The record-breaking feat was achieved Saturday from 7AM to 7PM at the Ayala Malls Circuit Makati. It was witnessed by members of the Philippine Jump Rope Association and @jumpfestph, an online Jump Rope Community. Ryan, now fondly called “Skipman,” has already submitted the required documentation and is currently awaiting the official recognition from the Guinness World Records.
Ryan, now 34 years old, has been into skipping rope for about 10 years now. But he used to do it only as a warm-up for his sports activities. He’s into boxing, basketball, and has also joined a marathon. But when the gym he used to go to closed down due to the pandemic, the fitness enthusiast decided to skip rope for some cardio exercise. “I live in a condo, so medyo limited ang space. So skipping rope ang pwede ko gawin,” the nephew of Dr. Willie Ong tells ANCX.
He checked the internet for inspiration and that was how he discovered @jumpfestph on Instagram. “Dun ko nalaman na ang interesting pala ng mundo ng skip rope. Ang dami palang tricks na pwedeng gawin dito. Dun na ako mas naging interested. Ngayon, hindi na lang siya basta warm-up exercise, sport na talaga sya,” he says.
The members of the group are very encouraging and supportive, says Ryan. They share techniques on gaining skills and improving form, among others.
For the Guinness feat, Ryan enlisted the help of Gadric Chusenfu, who previously mentored him when he was preparing for a marathon three years ago. “He’s a triathlete so what we did was try to apply the principles of his training to jump rope. I also applied my marathon experience here,” he says.
During the challenge last Saturday, Ryan experienced cramps due to insufficient hydration, but he was relieved soon enough after drinking water. His cousin Benzi Yang, a champion from De La Salle University, also volunteered to stretch Ryan’s legs. Family and friends were also present and provided moral support.
Ryan credits basketball and marathon training for his endurance and the strength of his legs.
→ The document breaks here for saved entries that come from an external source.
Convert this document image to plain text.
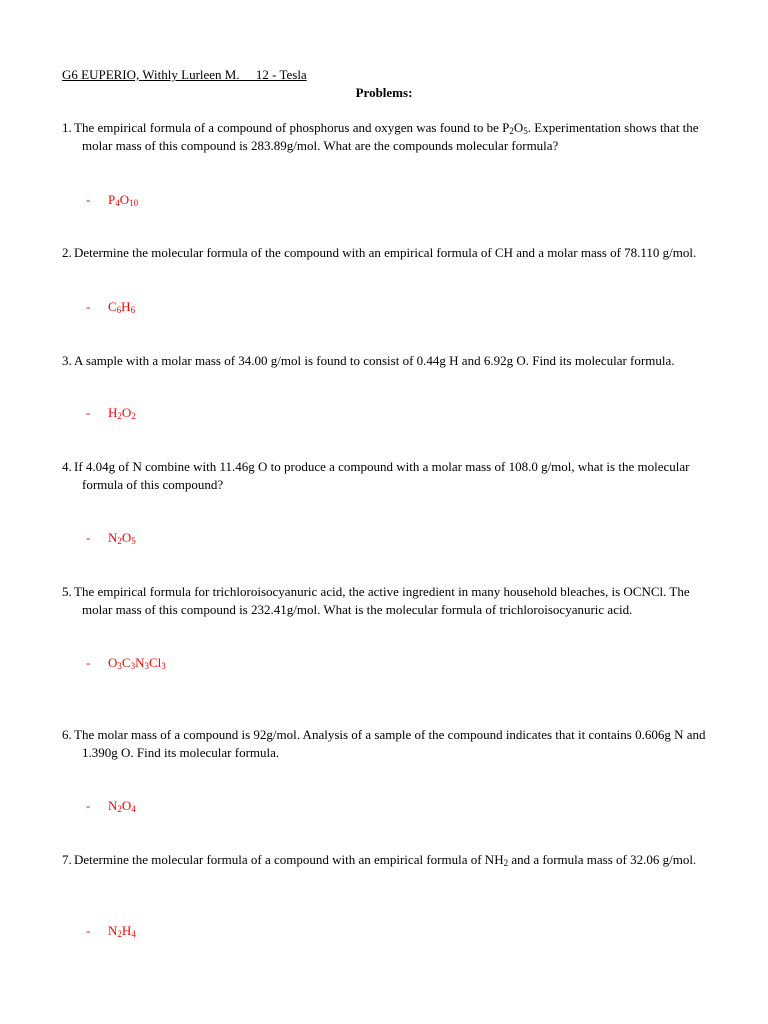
G6 EUPERIO, Withly Lurleen M.     12 - Tesla
Problems:
1. The empirical formula of a compound of phosphorus and oxygen was found to be $P_2O_5$. Experimentation shows that the molar mass of this compound is 283.89g/mol. What are the compounds molecular formula?
- $P_4O_{10}$
2. Determine the molecular formula of the compound with an empirical formula of CH and a molar mass of 78.110 g/mol.
- $C_6H_6$
3. A sample with a molar mass of 34.00 g/mol is found to consist of 0.44g H and 6.92g O. Find its molecular formula.
- $H_2O_2$
4. If 4.04g of N combine with 11.46g O to produce a compound with a molar mass of 108.0 g/mol, what is the molecular formula of this compound?
- $N_2O_5$
5. The empirical formula for trichloroisocyanuric acid, the active ingredient in many household bleaches, is OCNCl. The molar mass of this compound is 232.41g/mol. What is the molecular formula of trichloroisocyanuric acid.
- $O_3C_3N_3Cl_3$
6. The molar mass of a compound is 92g/mol. Analysis of a sample of the compound indicates that it contains 0.606g N and 1.390g O. Find its molecular formula.
- $N_2O_4$
7. Determine the molecular formula of a compound with an empirical formula of $NH_2$ and a formula mass of 32.06 g/mol.
- $N_2H_4$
Meditation and practicing mindfulness also helped improve his mental stamina. “Yung first four hours na nag-skip rope ako, wala akong naramdamang pagod,” he says.
Asked about the fulfillment he gets from skipping rope, Ryan says it’s being able to “unlock” rope tricks and eventually mastering them. “Medyo nakaka-adik sya,” he says. “Minsan, hindi mo namamalayan na you are two or three hours in already.”
Skipping rope is also an effective way to lose weight and get fit, he says. “All you need is a skipping rope and a parking space good enough for one car.”